Emily Haines è una glaciale bellezza canadese venuta al mondo 32 anni addietro. Fino alla deflagrazione della indie (boken social) scene di Toronto e dintorni, la sua notorietà era legata ad un mero legame di parentela.

Il padre, Paul, fu autore dei testi di due significative incisioni della signora Carla Bley come 'Escalator Over The Hill' (1968) e 'Tropical Appetites' (1973).

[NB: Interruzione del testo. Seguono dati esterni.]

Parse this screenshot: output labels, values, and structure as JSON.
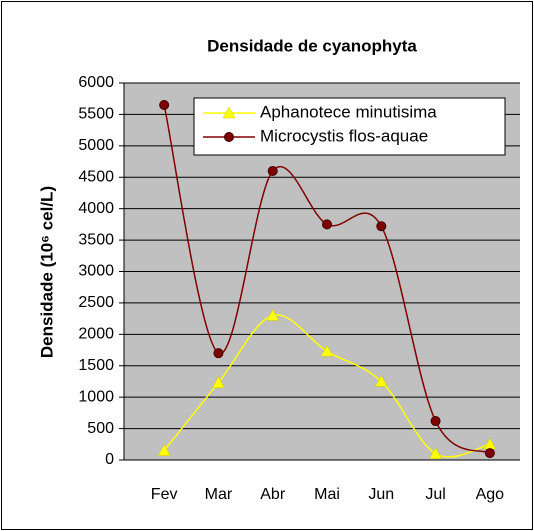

L’incursione nel secondo lavoro a lunga gittata dei BSS ('You Forgot It In People', 2002), quando concesse in prestito corroboranti acuti pop ad un “inno per una vecchia ragazza diciassettenne”, fece saltare il banco.

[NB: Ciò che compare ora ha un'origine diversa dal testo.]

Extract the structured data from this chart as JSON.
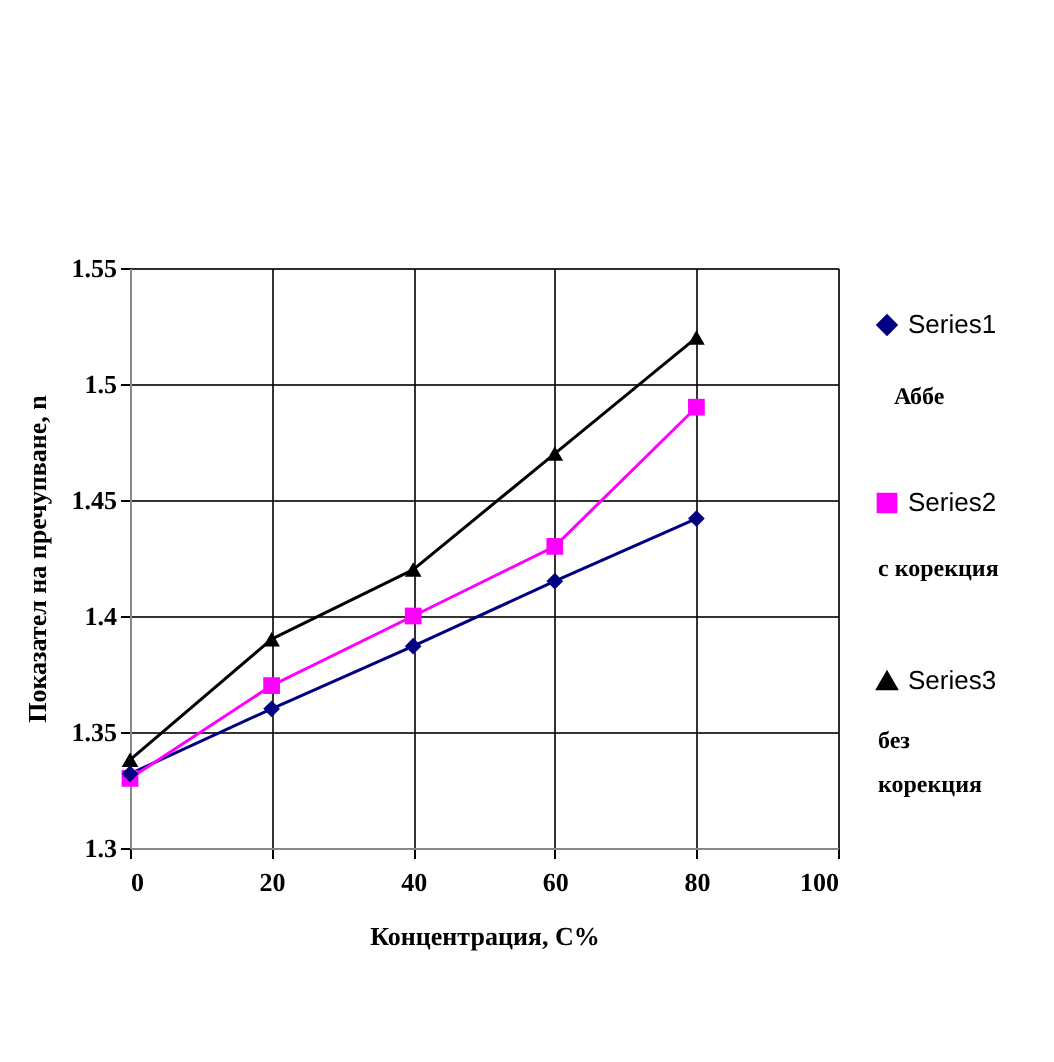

Nacquero i Metric, con elementi messi assieme a mo’ di Lego, trainati da una ritmica electro-funky e dalla spaventolmente accattivante ugola di Haines figlia. Due dischi in 36 mesi, colmi di frecciate danzerecce e tecno-mitragliate pop: poi, di colpo, da un affossato vaso di Pandora psichico, la biondina ha lasciato fuoriuscire 11 sonate per piano e violino, delicate e leggere come un fuscello.

Oltre 45 minuti in downtempo, oscillando fra Fiona Apple e Tori Amos, Morricone e Neil Young. Un viaggio intimistico, onirico, etereo e conturbante ad un tempo: una notturna trapanazione dei sensi, scandita dai tasti di un pianoforte classico e composto, di volta in volta accompagnato da bassi timidi ed archi strepitanti. Di 'Knives Don't Have Your Back', suo debutto solista, l’ascolto non è agevole, o almeno non immediato. Appare piatto, monocorde ai limiti dell’increatività. Basta però donargli un supplemento di pazienza ed ecco apparire Wurlitzer, sintetizzatori, chitarre slide e fiati mistici che riportano alla memoria le sfide cromatiche di Beth Gibbons ai tempi dei Portishead e di quella "Sour Times" eseguita dal vivo al Roseland di NYC.

Spettrale, angustiante, disperato. Il lato oscuro di Emily Haines.